Bürokratı "Cumhuriyet şehzadesi" yaparsan işte böyle olur...
Kimine haksızlık, kimine kayırma!..
Habertürk tv'nin haberi dehşet vericiydi!..
Zekeriya Temizel, bankacı Erol Aksoy'a 250 milyon dolarlık kıyak yapmış, bir sürü işadamını elleri kelepçeli zindanlara gönderirken üstelik...
İlginç haber şöyle:
Geçen yılın Kasım ayı...
Zekeriya Temizel, 7 bankaya el koymuş...
Bugün bütün ekonomistlerin hemfikir oldukları anlamda, başka "akil" önlemlerle pekala çok daha külfetsiz biçimde düze çıkartılabilecek bankalara "engizisyon nobranlığı" ile el konularak Hazine 15 milyar dolar yükün altına sokulmuş...
Ama aynı Temizel, İktisat Bankası'na "sadece bir tavsiyede" bulunmayı tercih etmiş...
Yazı ile, "Kıbrıs'taki Deposit Bank'ın açıklarını İktisat'a devret, o pisliği temizle!.." demiş...
Erol Aksoy derhal "kokuyu almış", öteki bankasının off-shore açıklarını olduğu gibi İktisat'a devretmiş...
Böylece, 250 milyon dolarlık bir "yük" önce İktisat'a, oradan da Hazine'ye geçerken, Erol Aksoy da off-shore'ların "cezai sorumluğu"ndan yırtmış...
Nasıl kıyak ama...
Üstelik para, en baba bankayı kurtaracak veya en kalantor işadamına nüzül indirtecek miktarda...
Gerçi, üç hafta sonra Zekeriya bey, sevgilisine günde beş sefer mektup gönderen liseli melankolikler misali bir mektup daha döşeniyor Erol Aksoy'a....

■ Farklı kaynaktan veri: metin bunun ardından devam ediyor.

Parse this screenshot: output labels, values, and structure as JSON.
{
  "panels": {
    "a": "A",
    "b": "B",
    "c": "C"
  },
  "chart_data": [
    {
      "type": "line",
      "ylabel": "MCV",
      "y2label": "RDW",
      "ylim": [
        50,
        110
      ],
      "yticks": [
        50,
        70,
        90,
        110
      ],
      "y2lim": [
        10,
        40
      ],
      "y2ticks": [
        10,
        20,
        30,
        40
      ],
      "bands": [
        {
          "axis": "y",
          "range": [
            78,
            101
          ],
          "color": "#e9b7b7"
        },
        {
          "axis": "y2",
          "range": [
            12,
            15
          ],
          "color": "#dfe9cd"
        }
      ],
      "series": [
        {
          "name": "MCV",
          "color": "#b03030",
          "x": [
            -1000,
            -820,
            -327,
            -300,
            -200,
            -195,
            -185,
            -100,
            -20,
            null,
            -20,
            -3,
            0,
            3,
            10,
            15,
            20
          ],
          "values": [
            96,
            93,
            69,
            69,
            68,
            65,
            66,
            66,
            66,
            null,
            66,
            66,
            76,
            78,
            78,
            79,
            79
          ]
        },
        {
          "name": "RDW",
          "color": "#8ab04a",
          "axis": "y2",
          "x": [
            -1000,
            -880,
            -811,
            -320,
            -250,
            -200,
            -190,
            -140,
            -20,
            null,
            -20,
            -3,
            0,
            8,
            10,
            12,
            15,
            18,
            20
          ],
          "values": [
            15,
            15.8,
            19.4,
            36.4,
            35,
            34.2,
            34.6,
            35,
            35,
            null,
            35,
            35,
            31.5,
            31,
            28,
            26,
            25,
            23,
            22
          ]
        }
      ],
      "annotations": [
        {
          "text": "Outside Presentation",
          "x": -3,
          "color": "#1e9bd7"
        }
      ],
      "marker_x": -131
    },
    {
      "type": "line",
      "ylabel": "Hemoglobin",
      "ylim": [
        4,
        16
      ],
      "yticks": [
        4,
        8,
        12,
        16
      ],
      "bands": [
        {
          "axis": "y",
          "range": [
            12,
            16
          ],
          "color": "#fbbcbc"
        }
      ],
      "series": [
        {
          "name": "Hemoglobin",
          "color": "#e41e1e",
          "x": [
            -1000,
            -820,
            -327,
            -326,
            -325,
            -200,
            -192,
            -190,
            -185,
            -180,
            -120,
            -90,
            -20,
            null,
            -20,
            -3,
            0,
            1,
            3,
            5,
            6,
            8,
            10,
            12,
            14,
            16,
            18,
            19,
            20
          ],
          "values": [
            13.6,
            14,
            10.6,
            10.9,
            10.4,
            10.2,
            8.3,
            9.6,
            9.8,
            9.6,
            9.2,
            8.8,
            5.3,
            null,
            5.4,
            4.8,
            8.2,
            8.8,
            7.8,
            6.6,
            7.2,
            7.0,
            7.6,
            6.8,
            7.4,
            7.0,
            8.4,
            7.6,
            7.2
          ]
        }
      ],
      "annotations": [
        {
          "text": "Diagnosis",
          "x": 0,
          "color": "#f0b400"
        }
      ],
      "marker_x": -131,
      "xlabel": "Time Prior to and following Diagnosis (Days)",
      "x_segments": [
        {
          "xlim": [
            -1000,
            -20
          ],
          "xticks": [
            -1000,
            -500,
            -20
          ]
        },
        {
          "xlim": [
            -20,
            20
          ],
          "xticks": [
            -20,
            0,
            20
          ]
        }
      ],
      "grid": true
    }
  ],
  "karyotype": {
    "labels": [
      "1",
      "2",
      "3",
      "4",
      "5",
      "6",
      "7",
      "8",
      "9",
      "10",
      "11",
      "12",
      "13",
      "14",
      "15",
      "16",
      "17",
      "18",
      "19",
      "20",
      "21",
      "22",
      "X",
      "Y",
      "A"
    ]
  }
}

"Kıbrıs'taki bankanızın İktisat'a devredilmesini uygun görmüyoruz" diyor ama "olanlar" olmuş oluyor(!)
Hoppalaaa!. demeyin...
Birinci mektubu yazan zat-ı şahaneleri, ya 250 milyon doların haşırt diye Hazine'ye "gireceğini" bilmeyecek kadar bu işlerden habersiz, o vakit bankaların tepesinde ne arıyordu, diye sormak iktiza eder...
Ya da, bile bile lades!.. Çok çok feci bir tablo!..
Niyeti ne olursa olsun, Zekeriya Temizel, Erol Aksoy'a objektif olarak, Türk filmlerinin değişmez fabrikatörü rahmetli Hulusi Kentmen'in, garibanlara ömrü boyunca yaptığı kıyaklardan büyük bir kıyak yapmıştır.
Demek ki, şapkadan tavşan sadece cambazhanelerde çıkmıyormuş, diyeceğim ama bu Temizel'in çam devirmesinden fenalıklar geldi, canım şaka yapmak bile istemiyor.
Ecevit, bütün bankaların tepesine böyle bir "şehzade" oturtmakla milyonlarca insanı yaktı, kavurdu...
Bir mektupla kimini ihya, kimine zindan!..
Bizimki gibi bir orta zekalılar cennetinde işin zindan kısmına bakan budalalar sandılar ki, hukuk ve adalet çarkı işliyor!..
Hayır, işleyen çark bambaşka bir çarktı!..
Şeytanlar kazanırken, dürüstler yanıyordu çünkü...
Çünkü, BDDK'nın daha başka hangi bankaları bu biçimde uyardığı henüz ortaya çıkartılmış değil...
Açıkça söyleyeyim, kimse gizli gizli yaptığımı düşünmesin...
Büyük SABAH grubunun uğradığı haksızlığı yazmıyorum, söylemiyorum.
Kamuoyu vicdanı o meseleyi zaten anladı ve anlayacaktır.
Benim söylemek istediğim şudur:
Zekeriya Temizel, sırat köprüsünden geçtiği bir dönemde Türkiye için gerçekten "yanlış seçim" idi...
Paldır, küldür...
Şehzade kafalı...
"Ben yaptım oldu"cu..
İnatçı, dediğim dedik, öttürdüğüm düdükçü...
Olmadı halbuki...
Yarattıkları linç ve işkence ortamı şimdi tersine dönüyor.
Hukuk, adalet ve rasyonellik galebe çalışıyor.
Temizel, işssiz bıraktığı kravatlıların, çok iyi yetişmiş binlerce insanın ve ekonominin dengelerinin altüst olmasından yaralanan milyonlarca insanın vebalini taşımaktadır.
Bu vebali, Erol Aksoy'lara yapılan kıyaklar silip götürmez!